The light turned into a sort of bubble, which spread, and within seconds had grown to cover the entire Pallisade. Was it working? They could see everything else in the bubble, albeit with a slight blue tint, but view of the outside world was blocked by pure arcane energy that made Sir Castred and the other holy magic users twitch nervously.
It was probably only minutes, but felt like hours that they all stood there in the bubble, nobody daring to move or speak. One of the veteran warriors, Saryl Waud's face was going as blue as the bubble as the man held his breath. Finally the bubble seemed to burst and collapse in on itself, and Sir Castred chuckled as he heard Saryl and several others begin to suck in as much air as they could.
As soon as the bubble was gone and their field of vision was opened once more, Sir Castred looked at the sky in wonder. It was a bright, light blue, free from the tainted black clouds that had hung over Lordaeron for so long... Free from any clouds at all. The air was a bit crisp, and a gust of wind blew a chill onto the gathered humans.
"It worked!" someone shouted, and the Crusaders began to cheer. They had escaped death. They were finally safe. Sir Castred joined them with a hurrah. He wondered if there was another, much younger version of himself running around in the South right now.
Executor Bile Yarran almost wished that he could still feel his rotten face, he was sure he was smiling at the news that one of his underlings had just brought in. The last blot on the map of the Tirisfal Glades had just willingly removed itself, with no loss of Horde troops in the process!
Oh he was definitely going to get promoted for this.
If he ever saw that Blood Elf warlock that had forged those notes about a "time travel" spell for him again, he would make sure to buy the breather a year's supply of good Elvish wines. The death of the Forsaken that he had volunteered to take the journal to the Red Bastards had been a sacrifice that Bile was very much prepared to make.

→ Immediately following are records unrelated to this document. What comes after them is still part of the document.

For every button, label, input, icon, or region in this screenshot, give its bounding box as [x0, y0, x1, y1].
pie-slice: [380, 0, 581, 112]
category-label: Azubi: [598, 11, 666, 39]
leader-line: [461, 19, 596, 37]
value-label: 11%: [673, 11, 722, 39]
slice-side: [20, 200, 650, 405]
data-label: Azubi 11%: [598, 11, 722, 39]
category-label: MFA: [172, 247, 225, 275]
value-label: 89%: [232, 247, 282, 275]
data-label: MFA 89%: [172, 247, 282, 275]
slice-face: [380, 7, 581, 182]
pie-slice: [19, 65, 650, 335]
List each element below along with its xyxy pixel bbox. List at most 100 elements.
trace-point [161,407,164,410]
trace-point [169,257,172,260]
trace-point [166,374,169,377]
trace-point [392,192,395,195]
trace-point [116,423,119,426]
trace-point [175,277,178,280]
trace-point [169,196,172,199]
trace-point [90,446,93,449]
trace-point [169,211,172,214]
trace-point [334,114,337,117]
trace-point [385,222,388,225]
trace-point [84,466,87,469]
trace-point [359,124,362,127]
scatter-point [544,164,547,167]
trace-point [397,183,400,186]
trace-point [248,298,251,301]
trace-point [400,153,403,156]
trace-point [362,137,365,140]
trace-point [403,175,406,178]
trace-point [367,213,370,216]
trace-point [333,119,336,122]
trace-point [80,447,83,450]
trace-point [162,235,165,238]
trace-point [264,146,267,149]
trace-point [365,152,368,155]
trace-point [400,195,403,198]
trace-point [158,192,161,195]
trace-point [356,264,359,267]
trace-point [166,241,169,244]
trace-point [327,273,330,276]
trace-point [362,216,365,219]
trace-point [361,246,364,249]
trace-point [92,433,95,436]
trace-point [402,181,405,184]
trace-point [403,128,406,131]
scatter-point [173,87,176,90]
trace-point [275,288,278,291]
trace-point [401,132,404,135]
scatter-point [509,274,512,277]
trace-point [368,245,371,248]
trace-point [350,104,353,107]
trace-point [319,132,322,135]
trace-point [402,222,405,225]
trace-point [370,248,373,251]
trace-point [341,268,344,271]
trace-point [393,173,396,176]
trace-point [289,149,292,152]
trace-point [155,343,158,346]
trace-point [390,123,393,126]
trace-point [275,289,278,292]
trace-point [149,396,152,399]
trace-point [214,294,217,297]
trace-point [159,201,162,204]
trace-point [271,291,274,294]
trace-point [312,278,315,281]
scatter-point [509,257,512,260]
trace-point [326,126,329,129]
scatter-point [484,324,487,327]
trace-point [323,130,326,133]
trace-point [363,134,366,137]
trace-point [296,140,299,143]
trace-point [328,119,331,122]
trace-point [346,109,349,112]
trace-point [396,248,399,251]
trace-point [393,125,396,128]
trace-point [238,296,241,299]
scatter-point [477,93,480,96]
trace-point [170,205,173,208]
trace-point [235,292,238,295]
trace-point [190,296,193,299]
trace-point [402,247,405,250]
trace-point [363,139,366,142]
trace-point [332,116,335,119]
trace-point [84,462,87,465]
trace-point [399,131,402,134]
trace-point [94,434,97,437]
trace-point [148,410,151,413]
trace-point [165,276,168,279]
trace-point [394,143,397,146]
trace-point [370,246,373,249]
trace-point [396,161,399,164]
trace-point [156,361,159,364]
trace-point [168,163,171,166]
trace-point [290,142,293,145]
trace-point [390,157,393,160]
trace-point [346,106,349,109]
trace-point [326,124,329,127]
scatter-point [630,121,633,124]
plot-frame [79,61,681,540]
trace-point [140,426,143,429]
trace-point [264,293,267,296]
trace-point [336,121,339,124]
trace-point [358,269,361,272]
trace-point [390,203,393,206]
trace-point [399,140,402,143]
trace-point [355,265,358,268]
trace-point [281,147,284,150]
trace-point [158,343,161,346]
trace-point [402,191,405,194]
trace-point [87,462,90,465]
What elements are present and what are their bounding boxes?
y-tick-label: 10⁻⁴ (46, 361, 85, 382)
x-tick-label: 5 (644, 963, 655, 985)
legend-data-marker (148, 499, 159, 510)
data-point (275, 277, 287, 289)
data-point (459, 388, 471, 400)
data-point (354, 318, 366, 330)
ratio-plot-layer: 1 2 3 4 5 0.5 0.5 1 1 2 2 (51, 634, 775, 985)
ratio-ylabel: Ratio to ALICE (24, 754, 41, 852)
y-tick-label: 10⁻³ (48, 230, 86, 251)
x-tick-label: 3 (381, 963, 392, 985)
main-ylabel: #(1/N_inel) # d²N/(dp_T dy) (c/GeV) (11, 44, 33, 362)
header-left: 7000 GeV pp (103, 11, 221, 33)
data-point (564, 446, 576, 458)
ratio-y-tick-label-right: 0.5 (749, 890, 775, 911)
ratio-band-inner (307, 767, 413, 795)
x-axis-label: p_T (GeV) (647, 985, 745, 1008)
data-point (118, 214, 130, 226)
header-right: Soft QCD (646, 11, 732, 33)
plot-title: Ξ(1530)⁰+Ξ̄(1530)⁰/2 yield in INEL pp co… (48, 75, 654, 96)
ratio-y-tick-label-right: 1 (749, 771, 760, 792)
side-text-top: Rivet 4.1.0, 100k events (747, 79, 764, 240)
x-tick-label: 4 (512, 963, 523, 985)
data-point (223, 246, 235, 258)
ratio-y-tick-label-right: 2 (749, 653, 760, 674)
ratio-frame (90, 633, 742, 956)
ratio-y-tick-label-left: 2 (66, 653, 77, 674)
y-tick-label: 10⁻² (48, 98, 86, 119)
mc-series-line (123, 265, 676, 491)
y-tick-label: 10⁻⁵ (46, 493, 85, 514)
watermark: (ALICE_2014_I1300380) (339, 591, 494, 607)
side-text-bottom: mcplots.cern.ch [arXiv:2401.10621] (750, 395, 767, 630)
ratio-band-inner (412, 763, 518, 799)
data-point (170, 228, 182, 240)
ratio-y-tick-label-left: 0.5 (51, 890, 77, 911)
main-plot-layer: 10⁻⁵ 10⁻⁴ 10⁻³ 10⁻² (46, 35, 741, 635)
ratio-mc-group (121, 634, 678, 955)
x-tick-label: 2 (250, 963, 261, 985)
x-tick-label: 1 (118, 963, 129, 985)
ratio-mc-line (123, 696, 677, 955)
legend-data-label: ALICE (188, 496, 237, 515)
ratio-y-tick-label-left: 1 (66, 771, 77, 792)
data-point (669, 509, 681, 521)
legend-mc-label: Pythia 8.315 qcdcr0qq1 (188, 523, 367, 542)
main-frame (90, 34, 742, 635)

Those damned green farms that Solliden had defended for years would go black and rot at last, and the Pallisade that had now disappeared in it's entirety along with it's defenders would not hinder them at all.
He laughed again at the ease of it. To think, all that it took to get rid of the last of the breathing bastards who had defied the Forsaken for so long was to trick them with an obscure teleportation ritual.